Misstatements in respect of Internal Audit Function in the Annual Report

Further, TRIVE had reported the following statements in the AR 2013 which were issued on 30 August 2013:-

(a)           In the Statement on Risk Management & Internal Control (page 27):-

  • The Audit Committee evaluates the effectiveness of internal auditor in relation to their defined responsibilities. The independent internal audit function is outsourced to an independent professional firm which carries out the internal audit reviews based on the internal audit plans approved by the Audit Committee. The internal audit plans are designed using a risk-based approach identified by the management. The results of the audits are presented to the Audit Committee at their meetings. Follow-up reviews are also carried out (to) assess the status of implementation of management action plans, which are based on the internal audit recommendations. The results of these follow-up reviews are also highlighted to the Audit Committee.
  • There were non-major internal control weaknesses identified that would require disclosure in the Group’s financial statements. The external auditors had reviewed this Statement in accordance with Recommended Practice Guide 5 issued by the Malaysian Institute of Accountants; and

(b)          In the Audit Committee Statement (Page 30)

  • The activities carried out by the Committee during the financial period ended 28 February 2013 in the discharge of its duties and responsibilities includes the review and approval of the internal audit plan and internal audit reports; and
  • The company had outsourced its internal audit function to an independent professional internal audit service provider firm to carry out the internal audit function of the Group in order to assist the Audit Committee in discharging its duties and responsibilities. The internal auditors’ role also assists the Board in accomplishing the Company’s business objectives by establishing and maintaining a systematic, discipline approach to evaluate and improve the effectiveness of risk management framework and internal control systems.

The above statements were clearly inaccurate and particularly misleading with regard to the internal audit function / activities carried out during the 18-month financial period from 1 September 2011 to 28 February 2013 in view of the facts and circumstances at paragraph (a)-(f) above.  TRIVE had also failed to comply with paragraph 15.23 of the Main LR where it failed to ensure that the external auditors reviewed the Statement on Internal Control in the AR 2013.

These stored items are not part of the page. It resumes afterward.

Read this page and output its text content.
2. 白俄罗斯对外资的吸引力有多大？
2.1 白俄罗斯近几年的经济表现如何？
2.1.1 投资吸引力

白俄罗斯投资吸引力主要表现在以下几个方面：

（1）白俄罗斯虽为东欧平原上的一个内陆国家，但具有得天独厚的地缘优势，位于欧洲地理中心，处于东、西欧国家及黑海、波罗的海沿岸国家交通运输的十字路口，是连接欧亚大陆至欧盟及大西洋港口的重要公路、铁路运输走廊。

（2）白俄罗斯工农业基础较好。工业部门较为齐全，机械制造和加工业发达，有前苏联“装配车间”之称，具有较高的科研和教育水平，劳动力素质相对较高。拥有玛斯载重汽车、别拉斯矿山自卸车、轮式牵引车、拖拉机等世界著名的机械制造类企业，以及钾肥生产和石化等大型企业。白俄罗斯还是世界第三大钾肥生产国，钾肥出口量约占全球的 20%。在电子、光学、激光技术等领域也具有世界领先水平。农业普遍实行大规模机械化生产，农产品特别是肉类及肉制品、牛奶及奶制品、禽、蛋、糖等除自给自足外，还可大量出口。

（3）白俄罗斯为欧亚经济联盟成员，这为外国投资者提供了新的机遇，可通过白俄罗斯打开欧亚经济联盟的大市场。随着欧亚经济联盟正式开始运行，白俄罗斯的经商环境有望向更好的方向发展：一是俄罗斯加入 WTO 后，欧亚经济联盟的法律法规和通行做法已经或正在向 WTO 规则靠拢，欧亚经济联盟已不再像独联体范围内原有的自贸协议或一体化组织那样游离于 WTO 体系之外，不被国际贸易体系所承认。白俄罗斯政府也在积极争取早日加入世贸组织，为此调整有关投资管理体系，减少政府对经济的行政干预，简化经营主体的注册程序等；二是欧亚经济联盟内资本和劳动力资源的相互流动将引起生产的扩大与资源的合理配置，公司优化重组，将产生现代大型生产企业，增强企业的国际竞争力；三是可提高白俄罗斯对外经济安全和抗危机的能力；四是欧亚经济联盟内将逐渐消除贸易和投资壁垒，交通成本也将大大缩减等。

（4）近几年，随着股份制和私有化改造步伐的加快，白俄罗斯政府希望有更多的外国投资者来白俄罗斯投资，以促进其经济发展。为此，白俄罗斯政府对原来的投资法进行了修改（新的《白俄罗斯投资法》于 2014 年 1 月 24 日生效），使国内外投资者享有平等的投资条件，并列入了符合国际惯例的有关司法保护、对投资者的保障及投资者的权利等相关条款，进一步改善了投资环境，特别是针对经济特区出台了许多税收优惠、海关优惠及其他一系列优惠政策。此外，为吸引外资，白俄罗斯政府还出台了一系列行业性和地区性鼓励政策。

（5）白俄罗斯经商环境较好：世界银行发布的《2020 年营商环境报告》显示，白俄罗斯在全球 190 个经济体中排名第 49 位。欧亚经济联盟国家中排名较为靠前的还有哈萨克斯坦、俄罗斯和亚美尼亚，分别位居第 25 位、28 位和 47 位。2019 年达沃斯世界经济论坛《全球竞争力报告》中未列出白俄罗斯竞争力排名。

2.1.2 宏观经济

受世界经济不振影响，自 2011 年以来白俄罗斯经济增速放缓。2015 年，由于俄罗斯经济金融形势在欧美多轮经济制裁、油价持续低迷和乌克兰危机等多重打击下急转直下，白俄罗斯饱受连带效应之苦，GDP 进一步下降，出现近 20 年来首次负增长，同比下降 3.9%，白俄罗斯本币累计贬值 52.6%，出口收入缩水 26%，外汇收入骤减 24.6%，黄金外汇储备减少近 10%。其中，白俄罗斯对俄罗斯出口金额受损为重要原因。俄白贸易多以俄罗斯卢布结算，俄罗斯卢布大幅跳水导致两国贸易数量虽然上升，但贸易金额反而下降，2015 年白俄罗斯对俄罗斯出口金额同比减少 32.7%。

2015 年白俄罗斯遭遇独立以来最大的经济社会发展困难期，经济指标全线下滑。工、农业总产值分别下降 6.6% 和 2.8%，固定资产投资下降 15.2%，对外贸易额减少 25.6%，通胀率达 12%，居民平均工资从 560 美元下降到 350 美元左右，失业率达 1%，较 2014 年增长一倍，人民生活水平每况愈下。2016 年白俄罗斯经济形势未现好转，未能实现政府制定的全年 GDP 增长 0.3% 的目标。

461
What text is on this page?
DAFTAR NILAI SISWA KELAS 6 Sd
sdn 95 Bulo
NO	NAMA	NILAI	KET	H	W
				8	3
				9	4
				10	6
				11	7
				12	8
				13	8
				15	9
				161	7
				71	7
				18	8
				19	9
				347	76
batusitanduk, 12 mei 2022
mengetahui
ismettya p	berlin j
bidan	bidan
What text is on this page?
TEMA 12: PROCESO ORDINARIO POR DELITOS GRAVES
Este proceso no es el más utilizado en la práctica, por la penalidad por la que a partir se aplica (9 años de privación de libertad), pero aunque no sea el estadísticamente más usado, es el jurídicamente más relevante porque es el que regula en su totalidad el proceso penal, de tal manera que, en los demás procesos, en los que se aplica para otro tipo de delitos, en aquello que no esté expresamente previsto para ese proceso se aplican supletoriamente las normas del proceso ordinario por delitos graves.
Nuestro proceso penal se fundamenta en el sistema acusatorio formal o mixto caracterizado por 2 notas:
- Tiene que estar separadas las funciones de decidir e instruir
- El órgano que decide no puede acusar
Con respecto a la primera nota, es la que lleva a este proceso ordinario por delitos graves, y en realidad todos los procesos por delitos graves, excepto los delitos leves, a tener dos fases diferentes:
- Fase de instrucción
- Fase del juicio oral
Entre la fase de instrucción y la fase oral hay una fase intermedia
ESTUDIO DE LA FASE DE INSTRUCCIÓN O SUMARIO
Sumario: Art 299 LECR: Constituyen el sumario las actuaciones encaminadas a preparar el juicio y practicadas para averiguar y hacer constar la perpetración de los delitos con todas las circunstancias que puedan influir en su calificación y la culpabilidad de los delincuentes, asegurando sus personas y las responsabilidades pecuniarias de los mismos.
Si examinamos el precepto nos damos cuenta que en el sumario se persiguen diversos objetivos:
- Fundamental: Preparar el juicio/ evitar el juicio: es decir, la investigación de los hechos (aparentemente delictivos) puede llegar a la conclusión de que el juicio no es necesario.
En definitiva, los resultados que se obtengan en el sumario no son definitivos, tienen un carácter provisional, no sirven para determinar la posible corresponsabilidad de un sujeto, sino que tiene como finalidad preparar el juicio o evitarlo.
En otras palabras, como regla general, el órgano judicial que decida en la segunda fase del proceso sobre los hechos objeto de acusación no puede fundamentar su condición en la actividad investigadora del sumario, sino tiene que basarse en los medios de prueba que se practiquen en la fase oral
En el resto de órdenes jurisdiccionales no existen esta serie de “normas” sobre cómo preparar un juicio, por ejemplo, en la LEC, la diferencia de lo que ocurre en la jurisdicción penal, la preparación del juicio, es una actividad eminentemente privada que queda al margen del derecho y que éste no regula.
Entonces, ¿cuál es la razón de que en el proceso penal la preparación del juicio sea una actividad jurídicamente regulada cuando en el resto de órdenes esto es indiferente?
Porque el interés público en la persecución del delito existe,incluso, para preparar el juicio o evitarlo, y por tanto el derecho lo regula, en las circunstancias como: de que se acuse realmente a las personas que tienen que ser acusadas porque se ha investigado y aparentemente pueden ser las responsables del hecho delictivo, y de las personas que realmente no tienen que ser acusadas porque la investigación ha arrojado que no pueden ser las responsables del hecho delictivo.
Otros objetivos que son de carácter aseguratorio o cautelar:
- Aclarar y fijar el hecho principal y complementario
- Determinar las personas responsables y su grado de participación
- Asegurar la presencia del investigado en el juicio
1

(II)     PUBLIC REPRIMAND AND A TOTAL FINES OF RM80,000 IMPOSED ON THE FORMER DIRECTORS

All the directors were or should have been aware of the state of affairs of the internal audit function and activities of TRIVE.  However, the directors had failed to demonstrate reasonable steps / efforts taken to ensure that TRIVE complied with paragraphs 15.12(1)(e) & (f) and 15.27(1) of the Main LR including undertook due enquiry on / questioned the status of the internal audit function as well as other proactive steps towards addressing the non-compliance of the requirement for an internal audit function during the relevant period.  The directors had also failed to supervise / monitor / follow-up on the progress and actions taken vis-à-vis addressing and rectifying the issue including the replacement / appointment of an internal auditor expeditiously.

The allegations of TRIVE’s financial difficulties / shortage of funds / resources cannot absolve the obligations of TRIVE and the directors to ensure compliance with paragraphs 15.12 and 15.27 of the Main LR particularly as the directors had failed to demonstrate reasonable steps / effort taken to ensure that the Company complied with paragraphs 15.12(1)(e) & (f) and 15.27(1) of the Main LR.

In addition, 5 directors i.e. Lee Kah Kheng, Nordin Bin Mohamad Desa, Dato’ Chang Lik Sean, Brig Gen (B) Datuk Muhamad Yasin bin Yahya and Woo Kok Boon had breached paragraph 2.18(1)(a) and (c) of the Main LR for approving the Statement on Risk Management & Internal Control and the Audit Committee Statement contained in the AR 2013 with regard to the internal audit function / activities which were inaccurate and misleading.